Unaligned memory accesses are undefined behavior in C. If you're writing C, you should be abiding by C rules. "Used to work correctly" is more guesswork and ignorance than "abiding by C rules". In C, playing fast&loose with definitions hurts, BAD.

Frankly, I'd be ashamed to write this blog post since the only thing it accomplishes is exposing its writers as not understanding the very thing they're signaling expertise on.

What makes you think they don't understand it? They acknowledge that it is UB. I read them as realistic, since they know that people rely on C compilers working a certain way. They even wrote an interpreter that detects UB: https://github.com/TrustInSoft/tis-interpreter

I understand why people like the compiler being able to leverage UB. I suspect this philosophy actually makes Trust-In-Soft more money: You could argue that if there was no UB, there would be no need for the tis-interpreter.

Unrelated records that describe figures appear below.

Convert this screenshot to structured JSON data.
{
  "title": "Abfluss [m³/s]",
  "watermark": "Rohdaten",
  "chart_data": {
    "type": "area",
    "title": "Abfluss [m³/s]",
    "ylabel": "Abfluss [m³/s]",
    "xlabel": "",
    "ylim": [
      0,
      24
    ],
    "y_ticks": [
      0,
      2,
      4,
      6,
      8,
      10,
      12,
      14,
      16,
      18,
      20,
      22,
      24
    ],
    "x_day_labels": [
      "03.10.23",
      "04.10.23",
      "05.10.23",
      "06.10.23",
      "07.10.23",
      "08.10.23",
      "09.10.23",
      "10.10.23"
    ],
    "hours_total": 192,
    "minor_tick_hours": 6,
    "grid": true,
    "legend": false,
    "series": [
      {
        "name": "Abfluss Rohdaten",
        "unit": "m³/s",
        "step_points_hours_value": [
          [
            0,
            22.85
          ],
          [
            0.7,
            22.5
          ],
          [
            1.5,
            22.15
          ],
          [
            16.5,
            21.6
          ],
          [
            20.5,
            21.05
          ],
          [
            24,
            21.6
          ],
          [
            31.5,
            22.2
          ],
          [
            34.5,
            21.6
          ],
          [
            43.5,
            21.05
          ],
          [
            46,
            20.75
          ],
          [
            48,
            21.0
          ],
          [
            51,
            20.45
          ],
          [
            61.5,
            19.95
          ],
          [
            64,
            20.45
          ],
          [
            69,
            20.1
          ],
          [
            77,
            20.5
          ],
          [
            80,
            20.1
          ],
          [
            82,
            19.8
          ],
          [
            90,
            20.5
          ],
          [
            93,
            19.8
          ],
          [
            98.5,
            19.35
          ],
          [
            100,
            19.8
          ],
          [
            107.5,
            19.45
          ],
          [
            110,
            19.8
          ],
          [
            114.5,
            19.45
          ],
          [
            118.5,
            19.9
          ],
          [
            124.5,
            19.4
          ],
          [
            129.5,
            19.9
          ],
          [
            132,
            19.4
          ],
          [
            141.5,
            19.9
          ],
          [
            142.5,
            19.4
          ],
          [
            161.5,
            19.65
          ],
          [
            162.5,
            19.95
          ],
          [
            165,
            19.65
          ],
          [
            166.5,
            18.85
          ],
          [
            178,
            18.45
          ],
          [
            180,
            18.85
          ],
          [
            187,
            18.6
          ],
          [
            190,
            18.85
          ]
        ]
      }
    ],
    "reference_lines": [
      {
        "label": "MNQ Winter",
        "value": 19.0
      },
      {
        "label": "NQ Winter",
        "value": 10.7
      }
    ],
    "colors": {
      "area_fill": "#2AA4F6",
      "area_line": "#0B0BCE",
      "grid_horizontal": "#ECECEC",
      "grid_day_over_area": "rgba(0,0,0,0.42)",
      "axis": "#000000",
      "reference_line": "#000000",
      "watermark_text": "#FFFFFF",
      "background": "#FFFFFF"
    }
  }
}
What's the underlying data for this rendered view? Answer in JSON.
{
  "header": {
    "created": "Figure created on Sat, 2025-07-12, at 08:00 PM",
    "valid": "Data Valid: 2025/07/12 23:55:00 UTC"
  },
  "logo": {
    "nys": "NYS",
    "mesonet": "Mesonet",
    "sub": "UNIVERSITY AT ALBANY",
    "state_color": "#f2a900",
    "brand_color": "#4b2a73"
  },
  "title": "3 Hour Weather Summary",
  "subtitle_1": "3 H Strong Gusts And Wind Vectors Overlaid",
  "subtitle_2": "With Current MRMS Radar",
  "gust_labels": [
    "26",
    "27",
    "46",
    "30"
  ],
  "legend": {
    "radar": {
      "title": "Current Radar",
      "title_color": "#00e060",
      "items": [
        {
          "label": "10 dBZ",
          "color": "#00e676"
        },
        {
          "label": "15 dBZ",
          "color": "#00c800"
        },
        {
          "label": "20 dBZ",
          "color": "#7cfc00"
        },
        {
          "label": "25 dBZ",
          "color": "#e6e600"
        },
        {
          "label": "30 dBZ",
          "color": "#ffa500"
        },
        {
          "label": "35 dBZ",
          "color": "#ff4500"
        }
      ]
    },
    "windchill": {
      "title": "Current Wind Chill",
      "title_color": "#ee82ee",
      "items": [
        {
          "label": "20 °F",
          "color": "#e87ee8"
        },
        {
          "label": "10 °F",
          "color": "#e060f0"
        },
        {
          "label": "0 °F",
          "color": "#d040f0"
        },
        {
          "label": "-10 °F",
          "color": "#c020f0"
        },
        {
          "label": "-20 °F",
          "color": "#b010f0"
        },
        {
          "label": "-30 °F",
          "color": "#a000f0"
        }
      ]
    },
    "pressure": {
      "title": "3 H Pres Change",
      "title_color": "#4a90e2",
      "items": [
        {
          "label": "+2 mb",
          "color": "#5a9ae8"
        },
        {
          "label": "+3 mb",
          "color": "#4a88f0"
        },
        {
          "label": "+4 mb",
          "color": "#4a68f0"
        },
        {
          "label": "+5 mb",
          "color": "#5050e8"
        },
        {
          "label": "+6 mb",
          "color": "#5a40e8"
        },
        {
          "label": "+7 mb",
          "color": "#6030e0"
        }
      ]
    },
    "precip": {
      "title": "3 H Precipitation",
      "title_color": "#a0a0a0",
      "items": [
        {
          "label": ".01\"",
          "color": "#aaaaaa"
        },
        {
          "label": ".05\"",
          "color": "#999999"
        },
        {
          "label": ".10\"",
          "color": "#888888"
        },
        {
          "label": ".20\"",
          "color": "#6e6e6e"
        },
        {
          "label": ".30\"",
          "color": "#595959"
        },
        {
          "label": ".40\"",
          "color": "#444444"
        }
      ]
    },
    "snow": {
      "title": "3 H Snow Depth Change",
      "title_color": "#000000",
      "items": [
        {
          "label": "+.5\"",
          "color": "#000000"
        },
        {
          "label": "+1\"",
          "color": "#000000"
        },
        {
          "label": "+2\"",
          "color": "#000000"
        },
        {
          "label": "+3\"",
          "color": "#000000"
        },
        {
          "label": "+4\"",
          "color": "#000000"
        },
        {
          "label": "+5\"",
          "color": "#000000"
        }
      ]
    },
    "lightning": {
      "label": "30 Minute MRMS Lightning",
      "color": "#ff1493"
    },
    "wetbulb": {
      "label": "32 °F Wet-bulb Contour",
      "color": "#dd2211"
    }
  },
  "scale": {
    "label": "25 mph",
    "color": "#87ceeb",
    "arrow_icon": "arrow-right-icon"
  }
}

So isn't it in fact quite self-less that they encourage the world to optimize a bit less (spending more money on 'compute'), while standing to profit from the unintended behaviour they'd otherwise be contracted to help debug?

I made a comment a few levels up to a sibling where I point out the parts of the C89 spec that are relevant.

Alignment requirements for integers are implementation defined, not undefined behavior. On x86, the implementation used to define the alignment requirement to be one byte.

In fact, if you've do enought hardware register and bus-level (e.g., PCIe) programming, you'll quickly realize that there are all sorts of other exotic implementation-defined alignment constraints on modern systems.

Pretty much everything you wrote in that comment is wrong since you're interpreting the spec in a way that's clearly not what the spec describes (e.g. the spec is talking about alignment requirements for conversions, but you generalize it to "alignment requirements" which is dead wrong).
> C has always had a concept of implementation defined behavior,

Surely only after standardization tho?